Patricia A. Ganz, M.D. is the Director of Cancer Prevention & Control Research at the David Geffen School of Medicine at UCLA. Published on May 9, 2014
Cancer patients and their families face daunting challenges when confronted with a cancer diagnosis. They must deal with the physical, emotional, and financial effects of cancer. Cancer care teams must provide high-quality care while navigating a complex system. And insurance companies must ensure that patients have access to care while also controlling costs.
In order to be patient-centered, cancer care must be coordinated and integrated across all care settings, including the primary care office, the hospital, and the home. Patients should have a central role in decision-making, and their preferences should guide treatment choices.
Cancer care should be based on the latest scientific evidence. In order to make sure that patients receive the best possible care, cancer care teams should use clinical practice guidelines. These guidelines help to ensure that patients receive the right tests and procedures, as well as the most effective treatments.
Cancer care should be continuously monitored and improved. This can be done through the use of quality measures, which help to track the delivery of care and identify areas in need of improvement.
Improving the quality of cancer care is an essential goal for all involved in the cancer care system. By working together, cancer patients, their families, cancer care teams, researchers, and insurance companies can make sure that all cancer patients receive the high-quality care they deserve.
The pace of annual global spending on oncology medicines only is approaching the $100 billion threshold, this has somewhat stabilized over the past five years, even as a surge in innovative and targeted therapies has brought new therapeutic options to the growing number of patients being treated for cancer. The survival rates for most tumor types continue to get better.
While, oncology spending remains concentrated among the U.S. and the five largest European countries – which together account for 65 percent of the total market.
Targeted therapies have dramatically increased their share of global oncology sales, from 11 percent a decade ago to 46 percent last year. Payers have intensified their scrutiny of the value of these medicines relative to their incremental benefits over existing treatments. At the same time, the average cost per month for a branded oncology drug in the U.S. is now approximately $10,000, up from an average of $5,000 a decade ago.

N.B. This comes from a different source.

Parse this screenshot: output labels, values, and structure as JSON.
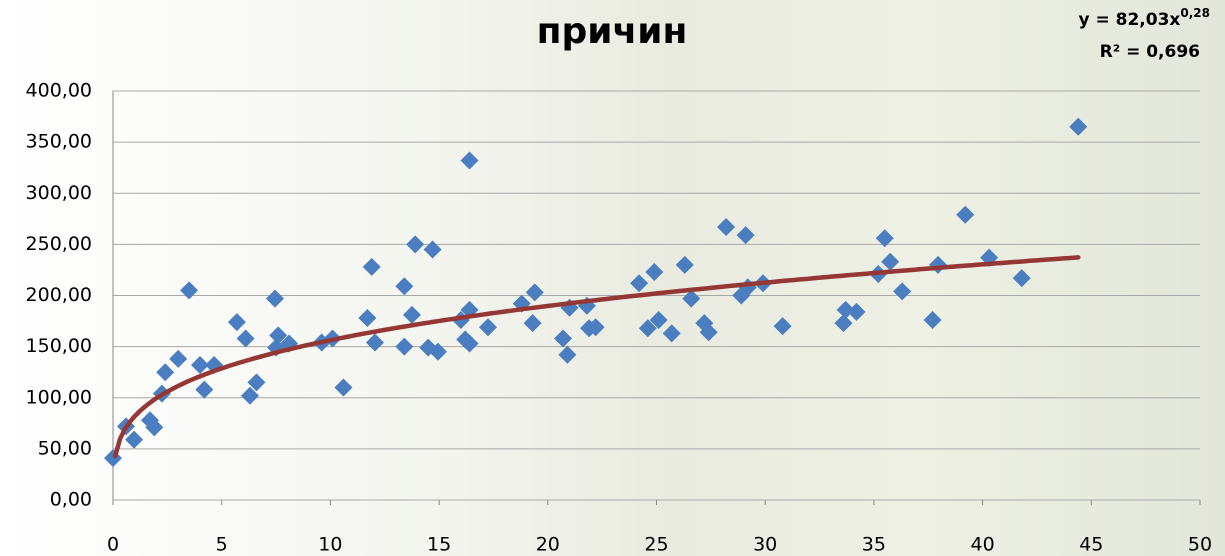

"As the cancer patient population mix shifts from mature and developed markets to low - and middle-income countries, oncology is bringing higher levels of uncertainty to health systems across the globe – both in terms of the nature and rate of innovative treatments, and levels of reimbursement for patient care," said Murray Aitken, IMS Health senior vice president and executive director of the IMS Institute for Healthcare Informatics.
"While an estimated 30 percent of cancers are preventable and early diagnosis and treatment can reduce or delay mortality significantly, the reality is that countries struggle to bring together the right combination of preventive measures and clinical interventions, including vaccines, diagnostics, and therapeutics."